The SynchronousIO sample code illustrates techniques for retrieving information from a web service and returning it to a client. The sample comprises the following items:
-
SynchronousIO solution file
-
AzureCloudService
-
CreateFileToUpload project
-
WebRole WebAPI project
The sample simulates fetching information from a data store. The data returned is a
UserProfile
object (defined in the Models folder in the WebRole project):
C#
public class UserProfile
{
public string FirstName { get; set; }
public string LastName { get; set; }
}
The code that actually retrieves the data is located in the FakeUserProfileService
class, located in the WebRole project. This class exposes the following three methods:
C#
public class FakeUserProfileService : IUserProfileService
{
public UserProfile GetUserProfile()
{
...
}
public async Task<UserProfile> GetUserProfileAsync()
{
...
}
public Task<UserProfile> GetUserProfileWrappedAsync()
{
...
}
}
These methods demonstrate the synchronous, task-based asynchronous, and wrapped async techniques for fetching data. The methods return hard-coded values, but simulate the delay expected when retrieving information from a remote data store.
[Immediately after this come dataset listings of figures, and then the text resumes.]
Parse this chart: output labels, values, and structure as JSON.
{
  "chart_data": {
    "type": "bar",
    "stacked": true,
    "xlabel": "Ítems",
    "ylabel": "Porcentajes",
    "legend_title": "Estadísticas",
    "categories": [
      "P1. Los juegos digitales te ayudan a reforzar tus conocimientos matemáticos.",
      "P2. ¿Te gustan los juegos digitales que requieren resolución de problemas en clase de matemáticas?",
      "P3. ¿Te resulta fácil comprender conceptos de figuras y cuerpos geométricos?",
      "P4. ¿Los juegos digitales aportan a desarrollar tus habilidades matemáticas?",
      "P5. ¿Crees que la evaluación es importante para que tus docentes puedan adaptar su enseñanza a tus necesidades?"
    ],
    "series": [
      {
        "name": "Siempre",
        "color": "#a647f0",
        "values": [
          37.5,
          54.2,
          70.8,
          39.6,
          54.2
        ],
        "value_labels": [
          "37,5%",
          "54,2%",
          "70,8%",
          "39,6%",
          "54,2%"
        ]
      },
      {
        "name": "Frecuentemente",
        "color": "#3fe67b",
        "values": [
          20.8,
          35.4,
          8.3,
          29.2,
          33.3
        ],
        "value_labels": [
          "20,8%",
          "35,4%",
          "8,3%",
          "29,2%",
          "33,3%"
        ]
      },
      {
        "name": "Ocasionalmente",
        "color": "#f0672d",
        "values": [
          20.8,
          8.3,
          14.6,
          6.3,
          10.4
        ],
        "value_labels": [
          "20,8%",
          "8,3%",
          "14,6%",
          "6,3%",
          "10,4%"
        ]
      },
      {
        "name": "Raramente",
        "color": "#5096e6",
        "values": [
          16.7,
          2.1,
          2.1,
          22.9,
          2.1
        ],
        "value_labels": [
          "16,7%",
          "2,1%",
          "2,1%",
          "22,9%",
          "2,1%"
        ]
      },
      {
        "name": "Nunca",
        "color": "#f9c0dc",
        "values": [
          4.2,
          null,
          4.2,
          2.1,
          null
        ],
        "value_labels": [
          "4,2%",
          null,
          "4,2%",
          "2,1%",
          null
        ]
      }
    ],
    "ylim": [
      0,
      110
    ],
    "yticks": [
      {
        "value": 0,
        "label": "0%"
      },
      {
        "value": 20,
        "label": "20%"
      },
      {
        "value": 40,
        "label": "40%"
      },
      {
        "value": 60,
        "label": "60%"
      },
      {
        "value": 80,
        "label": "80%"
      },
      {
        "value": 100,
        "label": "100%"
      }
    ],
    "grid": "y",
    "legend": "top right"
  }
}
WebRole is a Web API project. It contains five controllers:
-
AsyncController
-
AsyncUploadController
-
SyncController
-
SyncUploadController
-
WrappedSyncController
The AsyncController
, SyncController
, and WrappedSyncController
WebAPI
controllers call the corresponding methods of the FakeUserProfileService
class.
The AsyncUploadController
and SyncUploadController
WebAPI controllers call
corresponding methods in the Azure Blob storage sdk to upload the "FileToUpload.txt"
file to Blob storage.
The CreateFileToUpload project is a console app that can be used to generate a file named "FileToUpload.txt" that is 10 MB in size.
The SyncUploadController
and AsyncUploadController
use Azure Storage to save blob data. Use the Azure Management Portal to create an Azure Storage Account and add the connection string for this account to the AzureCloudService ServiceConfiguration files.
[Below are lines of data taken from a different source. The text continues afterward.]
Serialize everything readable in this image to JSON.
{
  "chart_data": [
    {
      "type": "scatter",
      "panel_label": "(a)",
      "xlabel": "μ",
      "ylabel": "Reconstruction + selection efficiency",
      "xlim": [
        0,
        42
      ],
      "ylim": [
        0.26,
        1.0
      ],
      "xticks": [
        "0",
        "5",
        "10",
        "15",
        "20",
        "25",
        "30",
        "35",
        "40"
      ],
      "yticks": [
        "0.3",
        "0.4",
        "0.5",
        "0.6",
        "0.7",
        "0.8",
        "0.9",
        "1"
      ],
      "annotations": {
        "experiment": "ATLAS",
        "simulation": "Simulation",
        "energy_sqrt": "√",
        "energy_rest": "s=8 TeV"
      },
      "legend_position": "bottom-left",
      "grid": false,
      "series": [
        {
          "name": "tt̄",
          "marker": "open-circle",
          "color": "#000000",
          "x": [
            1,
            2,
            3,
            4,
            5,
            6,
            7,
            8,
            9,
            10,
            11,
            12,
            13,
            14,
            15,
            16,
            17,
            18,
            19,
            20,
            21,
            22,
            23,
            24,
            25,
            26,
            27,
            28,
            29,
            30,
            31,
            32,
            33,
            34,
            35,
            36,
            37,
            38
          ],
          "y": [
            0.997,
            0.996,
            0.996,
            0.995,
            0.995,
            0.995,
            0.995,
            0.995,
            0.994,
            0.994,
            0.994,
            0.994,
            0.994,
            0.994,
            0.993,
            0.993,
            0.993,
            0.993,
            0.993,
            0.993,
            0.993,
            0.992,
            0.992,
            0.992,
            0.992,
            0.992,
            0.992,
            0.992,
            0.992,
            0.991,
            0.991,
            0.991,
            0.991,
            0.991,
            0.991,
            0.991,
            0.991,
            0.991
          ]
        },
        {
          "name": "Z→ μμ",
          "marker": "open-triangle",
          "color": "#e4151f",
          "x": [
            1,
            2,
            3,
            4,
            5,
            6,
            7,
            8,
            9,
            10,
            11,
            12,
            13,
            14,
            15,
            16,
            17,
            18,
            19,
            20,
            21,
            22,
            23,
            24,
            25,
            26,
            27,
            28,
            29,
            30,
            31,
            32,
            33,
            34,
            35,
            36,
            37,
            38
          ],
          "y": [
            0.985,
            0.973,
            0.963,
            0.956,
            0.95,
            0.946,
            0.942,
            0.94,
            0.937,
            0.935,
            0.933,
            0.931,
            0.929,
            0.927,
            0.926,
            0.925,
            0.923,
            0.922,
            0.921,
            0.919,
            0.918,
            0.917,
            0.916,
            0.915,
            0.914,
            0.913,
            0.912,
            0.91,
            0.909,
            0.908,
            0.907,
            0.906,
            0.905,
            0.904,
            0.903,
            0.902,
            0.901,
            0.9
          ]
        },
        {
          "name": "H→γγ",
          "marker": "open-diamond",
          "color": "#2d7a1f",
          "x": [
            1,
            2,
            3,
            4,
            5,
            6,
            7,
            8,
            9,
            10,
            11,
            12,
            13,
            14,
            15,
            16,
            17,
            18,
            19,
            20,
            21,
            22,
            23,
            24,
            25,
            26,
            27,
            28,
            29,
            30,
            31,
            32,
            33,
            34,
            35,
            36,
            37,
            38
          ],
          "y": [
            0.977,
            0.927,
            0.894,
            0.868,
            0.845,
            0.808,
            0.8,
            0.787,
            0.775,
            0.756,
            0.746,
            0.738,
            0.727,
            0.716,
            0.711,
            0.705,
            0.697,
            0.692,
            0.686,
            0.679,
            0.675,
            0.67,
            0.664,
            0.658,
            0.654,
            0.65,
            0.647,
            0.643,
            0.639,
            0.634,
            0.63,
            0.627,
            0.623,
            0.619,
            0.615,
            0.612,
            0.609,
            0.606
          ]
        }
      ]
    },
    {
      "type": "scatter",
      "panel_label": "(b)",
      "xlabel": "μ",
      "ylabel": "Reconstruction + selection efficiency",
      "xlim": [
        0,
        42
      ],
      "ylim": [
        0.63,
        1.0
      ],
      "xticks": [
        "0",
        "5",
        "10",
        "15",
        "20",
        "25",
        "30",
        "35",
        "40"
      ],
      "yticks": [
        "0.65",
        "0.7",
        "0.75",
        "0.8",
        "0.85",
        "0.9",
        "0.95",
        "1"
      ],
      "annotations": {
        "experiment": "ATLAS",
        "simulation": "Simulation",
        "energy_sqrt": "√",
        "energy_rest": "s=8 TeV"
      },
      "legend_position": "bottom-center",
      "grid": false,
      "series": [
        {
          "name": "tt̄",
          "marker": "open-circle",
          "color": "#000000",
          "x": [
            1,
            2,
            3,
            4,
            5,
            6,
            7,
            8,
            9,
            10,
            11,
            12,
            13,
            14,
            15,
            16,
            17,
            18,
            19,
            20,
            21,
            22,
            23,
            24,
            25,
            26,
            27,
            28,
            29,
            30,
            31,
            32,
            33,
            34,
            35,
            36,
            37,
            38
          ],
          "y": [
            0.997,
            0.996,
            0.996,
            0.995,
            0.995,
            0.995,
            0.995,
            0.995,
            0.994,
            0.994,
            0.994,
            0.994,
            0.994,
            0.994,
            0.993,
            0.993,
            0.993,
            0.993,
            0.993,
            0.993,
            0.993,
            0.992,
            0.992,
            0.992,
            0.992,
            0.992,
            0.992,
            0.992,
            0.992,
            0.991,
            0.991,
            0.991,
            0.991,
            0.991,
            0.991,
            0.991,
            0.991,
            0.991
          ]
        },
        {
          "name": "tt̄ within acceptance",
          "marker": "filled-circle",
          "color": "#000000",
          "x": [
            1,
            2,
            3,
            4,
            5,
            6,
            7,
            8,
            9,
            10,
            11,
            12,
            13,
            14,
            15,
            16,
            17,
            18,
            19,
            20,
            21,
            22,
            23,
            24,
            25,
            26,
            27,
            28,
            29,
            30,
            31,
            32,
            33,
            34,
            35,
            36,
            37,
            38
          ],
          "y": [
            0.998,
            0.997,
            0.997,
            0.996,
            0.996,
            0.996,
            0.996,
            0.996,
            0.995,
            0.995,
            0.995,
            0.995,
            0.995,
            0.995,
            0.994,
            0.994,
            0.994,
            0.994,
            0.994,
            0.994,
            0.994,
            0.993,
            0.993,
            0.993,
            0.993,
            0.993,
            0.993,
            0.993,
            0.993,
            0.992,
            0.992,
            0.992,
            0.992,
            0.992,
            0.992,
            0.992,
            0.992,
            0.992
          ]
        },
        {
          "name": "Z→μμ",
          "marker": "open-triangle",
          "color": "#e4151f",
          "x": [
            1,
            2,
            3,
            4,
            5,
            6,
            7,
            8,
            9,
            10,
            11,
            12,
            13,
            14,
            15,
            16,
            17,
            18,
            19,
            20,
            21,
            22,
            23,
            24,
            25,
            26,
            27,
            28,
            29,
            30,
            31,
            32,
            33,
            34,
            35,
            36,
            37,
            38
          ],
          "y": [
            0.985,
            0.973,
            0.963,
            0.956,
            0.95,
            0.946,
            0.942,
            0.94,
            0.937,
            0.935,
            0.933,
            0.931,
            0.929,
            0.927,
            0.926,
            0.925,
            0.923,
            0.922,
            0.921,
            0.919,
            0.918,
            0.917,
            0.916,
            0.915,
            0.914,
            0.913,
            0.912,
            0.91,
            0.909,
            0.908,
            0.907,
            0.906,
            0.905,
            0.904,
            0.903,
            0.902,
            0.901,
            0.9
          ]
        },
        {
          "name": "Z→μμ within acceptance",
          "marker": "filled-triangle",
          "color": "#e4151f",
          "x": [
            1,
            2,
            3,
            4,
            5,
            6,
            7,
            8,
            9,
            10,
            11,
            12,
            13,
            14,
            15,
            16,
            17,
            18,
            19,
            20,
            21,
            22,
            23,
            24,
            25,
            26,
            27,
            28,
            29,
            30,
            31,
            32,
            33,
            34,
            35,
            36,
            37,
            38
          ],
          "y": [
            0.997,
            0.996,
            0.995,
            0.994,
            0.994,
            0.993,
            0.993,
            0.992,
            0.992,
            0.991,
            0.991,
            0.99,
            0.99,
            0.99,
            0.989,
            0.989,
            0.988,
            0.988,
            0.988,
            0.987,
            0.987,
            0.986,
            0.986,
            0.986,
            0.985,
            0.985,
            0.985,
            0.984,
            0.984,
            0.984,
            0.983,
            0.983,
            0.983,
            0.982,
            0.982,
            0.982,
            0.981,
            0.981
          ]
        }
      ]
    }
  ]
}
In Visual Studio Solution Explorer, right-click the AzureCloudService project and then click Publish to deploy the project to Azure.
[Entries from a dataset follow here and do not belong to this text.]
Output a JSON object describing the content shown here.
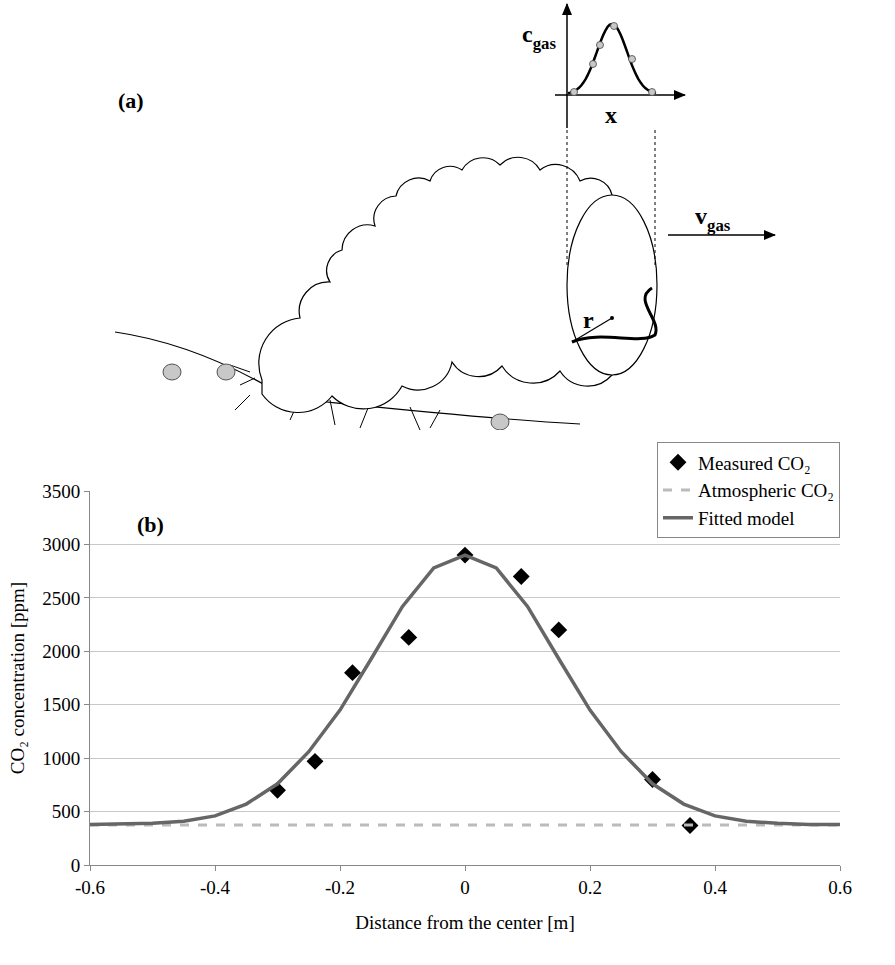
{
  "diagram": {
    "panel_label": "(a)",
    "inset_y_label": {
      "symbol": "c",
      "subscript": "gas"
    },
    "inset_x_label": "x",
    "radius_label": "r",
    "velocity_label": {
      "symbol": "v",
      "subscript": "gas"
    }
  },
  "chart_data": {
    "type": "scatter",
    "annotations": [
      "(b)"
    ],
    "x_label": "Distance from the center [m]",
    "y_label": "CO₂ concentration [ppm]",
    "xlim": [
      -0.6,
      0.6
    ],
    "xticks": [
      -0.6,
      -0.4,
      -0.2,
      0,
      0.2,
      0.4,
      0.6
    ],
    "ylim": [
      0,
      3500
    ],
    "yticks": [
      0,
      500,
      1000,
      1500,
      2000,
      2500,
      3000,
      3500
    ],
    "grid": true,
    "legend": "top right",
    "series": [
      {
        "name": "Measured CO₂",
        "type": "scatter",
        "marker": "diamond",
        "color": "#000000",
        "x": [
          -0.3,
          -0.24,
          -0.18,
          -0.09,
          0,
          0.09,
          0.15,
          0.3,
          0.36
        ],
        "values": [
          700,
          970,
          1800,
          2130,
          2900,
          2700,
          2200,
          800,
          370
        ]
      },
      {
        "name": "Atmospheric CO₂",
        "type": "line",
        "line_style": "dash",
        "color": "#bbbbbb",
        "x": [
          -0.6,
          0.6
        ],
        "values": [
          375,
          375
        ]
      },
      {
        "name": "Fitted model",
        "type": "line",
        "line_style": "solid",
        "color": "#666666",
        "x": [
          -0.6,
          -0.55,
          -0.5,
          -0.45,
          -0.4,
          -0.35,
          -0.3,
          -0.25,
          -0.2,
          -0.15,
          -0.1,
          -0.05,
          0,
          0.05,
          0.1,
          0.15,
          0.2,
          0.25,
          0.3,
          0.35,
          0.4,
          0.45,
          0.5,
          0.55,
          0.6
        ],
        "values": [
          378,
          380,
          390,
          410,
          460,
          570,
          760,
          1060,
          1450,
          1930,
          2420,
          2780,
          2900,
          2780,
          2420,
          1930,
          1450,
          1060,
          760,
          570,
          460,
          410,
          390,
          380,
          378
        ]
      }
    ]
  }
}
You can use Visual Studio Online to load test your application. For details of the load testing strategy for this sample, see Load Testing.
For more realistic results, configure the user load to simulate bursts of traffic with periods of low usage between bursts of high usage. In order to raise and lower the user load within a load test, you will need to create a custom load test plugin.